There was a point mentioned by Jaroslav Semancik about cases were
representatives would have the same name.
Here is what he have wrote then :
> It is very likely, that in case of many representatives there will be different ones having completely the same name. It's usefull to introduce a "disambiguation" column into table Persons, like Wikipedia does - a suffix to distinguish the ones with the same name.
> Examples:
> George Bush (jr.)
> George Bush (sr.)
> Danko Nikolic (MP)
> Danko Nikolic (Zajecar)
> or so.
>
> Then the tuple (first_name, last_name, disambigation) or possibly (first_name, middle_names, last_name, disambigation) should have a unique constraint on the table.

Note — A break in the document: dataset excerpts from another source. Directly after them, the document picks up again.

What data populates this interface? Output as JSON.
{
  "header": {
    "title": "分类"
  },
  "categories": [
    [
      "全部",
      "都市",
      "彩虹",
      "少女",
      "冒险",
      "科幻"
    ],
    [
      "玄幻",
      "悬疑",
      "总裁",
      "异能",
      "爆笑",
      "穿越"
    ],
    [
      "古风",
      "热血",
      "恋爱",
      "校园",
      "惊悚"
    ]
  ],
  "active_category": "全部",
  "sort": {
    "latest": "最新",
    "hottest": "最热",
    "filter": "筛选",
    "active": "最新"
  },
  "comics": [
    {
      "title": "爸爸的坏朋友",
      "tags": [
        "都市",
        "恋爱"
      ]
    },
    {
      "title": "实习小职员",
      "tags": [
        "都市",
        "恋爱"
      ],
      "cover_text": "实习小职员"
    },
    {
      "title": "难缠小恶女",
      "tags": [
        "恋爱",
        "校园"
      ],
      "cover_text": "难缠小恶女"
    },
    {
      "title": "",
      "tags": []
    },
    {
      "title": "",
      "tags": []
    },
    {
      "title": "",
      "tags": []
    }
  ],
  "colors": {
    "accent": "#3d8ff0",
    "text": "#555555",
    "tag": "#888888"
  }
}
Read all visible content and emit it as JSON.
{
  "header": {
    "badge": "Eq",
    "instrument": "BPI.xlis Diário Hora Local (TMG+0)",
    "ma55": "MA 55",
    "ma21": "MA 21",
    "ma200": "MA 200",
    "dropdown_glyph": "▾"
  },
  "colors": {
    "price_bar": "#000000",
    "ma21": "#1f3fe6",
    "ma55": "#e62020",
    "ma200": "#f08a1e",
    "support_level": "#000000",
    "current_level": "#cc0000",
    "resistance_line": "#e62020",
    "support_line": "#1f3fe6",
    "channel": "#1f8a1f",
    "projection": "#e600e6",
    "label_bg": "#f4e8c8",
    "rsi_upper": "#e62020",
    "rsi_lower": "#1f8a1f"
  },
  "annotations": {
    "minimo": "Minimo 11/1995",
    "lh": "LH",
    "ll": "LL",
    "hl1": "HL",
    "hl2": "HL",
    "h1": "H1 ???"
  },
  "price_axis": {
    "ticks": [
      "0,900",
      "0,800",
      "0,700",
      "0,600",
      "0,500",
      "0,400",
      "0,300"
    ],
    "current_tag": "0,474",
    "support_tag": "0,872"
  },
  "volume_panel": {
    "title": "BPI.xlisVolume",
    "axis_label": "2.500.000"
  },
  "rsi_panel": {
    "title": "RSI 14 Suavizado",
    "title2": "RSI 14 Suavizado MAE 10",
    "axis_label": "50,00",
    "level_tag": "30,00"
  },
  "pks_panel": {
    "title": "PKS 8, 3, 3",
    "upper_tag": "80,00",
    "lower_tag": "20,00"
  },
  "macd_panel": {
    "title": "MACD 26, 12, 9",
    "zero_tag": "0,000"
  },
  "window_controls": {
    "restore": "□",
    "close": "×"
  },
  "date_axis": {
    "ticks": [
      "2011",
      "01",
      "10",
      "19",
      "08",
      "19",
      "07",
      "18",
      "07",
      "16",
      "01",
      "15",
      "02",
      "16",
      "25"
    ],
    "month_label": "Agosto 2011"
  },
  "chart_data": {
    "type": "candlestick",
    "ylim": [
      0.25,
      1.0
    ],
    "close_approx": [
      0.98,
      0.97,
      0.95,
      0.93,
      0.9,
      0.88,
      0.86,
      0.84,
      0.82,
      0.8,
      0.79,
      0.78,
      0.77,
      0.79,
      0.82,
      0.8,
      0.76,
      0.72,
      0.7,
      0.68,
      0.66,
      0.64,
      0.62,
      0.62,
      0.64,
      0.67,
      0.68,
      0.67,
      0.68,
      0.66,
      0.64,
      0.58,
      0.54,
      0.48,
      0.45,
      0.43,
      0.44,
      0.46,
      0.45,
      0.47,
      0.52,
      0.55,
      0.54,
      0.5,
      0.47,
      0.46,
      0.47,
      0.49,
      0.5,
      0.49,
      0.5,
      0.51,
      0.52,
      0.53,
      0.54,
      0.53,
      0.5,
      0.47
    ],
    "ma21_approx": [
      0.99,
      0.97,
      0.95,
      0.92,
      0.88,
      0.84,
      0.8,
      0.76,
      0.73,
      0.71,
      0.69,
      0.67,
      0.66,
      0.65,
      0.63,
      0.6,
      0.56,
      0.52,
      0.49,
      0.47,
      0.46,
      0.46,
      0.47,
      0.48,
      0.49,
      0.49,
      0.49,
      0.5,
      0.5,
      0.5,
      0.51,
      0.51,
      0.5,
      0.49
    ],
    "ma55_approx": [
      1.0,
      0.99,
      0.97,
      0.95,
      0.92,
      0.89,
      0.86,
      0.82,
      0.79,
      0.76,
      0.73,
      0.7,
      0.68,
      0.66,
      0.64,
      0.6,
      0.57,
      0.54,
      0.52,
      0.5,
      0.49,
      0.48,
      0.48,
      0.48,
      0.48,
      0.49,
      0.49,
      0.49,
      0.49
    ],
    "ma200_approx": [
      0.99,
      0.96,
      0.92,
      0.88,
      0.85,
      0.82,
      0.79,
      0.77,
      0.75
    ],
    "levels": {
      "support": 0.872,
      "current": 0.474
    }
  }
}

I have run into exactly this same issue, when i started implementing
web-based data upload mechanism. I am uploading new representatives as
csv file, and then importing changed / new data. I have run into
several (~13) issues of duplicate representative name. I am trying to
think-up some solution for this.
Jaroslavs idea of disambiguation column looks good, and i am thinking
of implementing that. The only real problem to this is where to get
the values for disambiguation column. It might be a manual process -
upload csv file to the site, see the diff and any errors generating
that. Then download the diff or update original csv file with new
data. Does that sound OK to everyone?
You can have a look at a half-baked diff solution here:
http://parasykjiems.lt/data/update/civilparish/
http://parasykjiems.lt/data/update/mayor/
or use the upload form, and supply your own csv file:
http://parasykjiems.lt/data/update/upload/
Let me know what you think.
Darius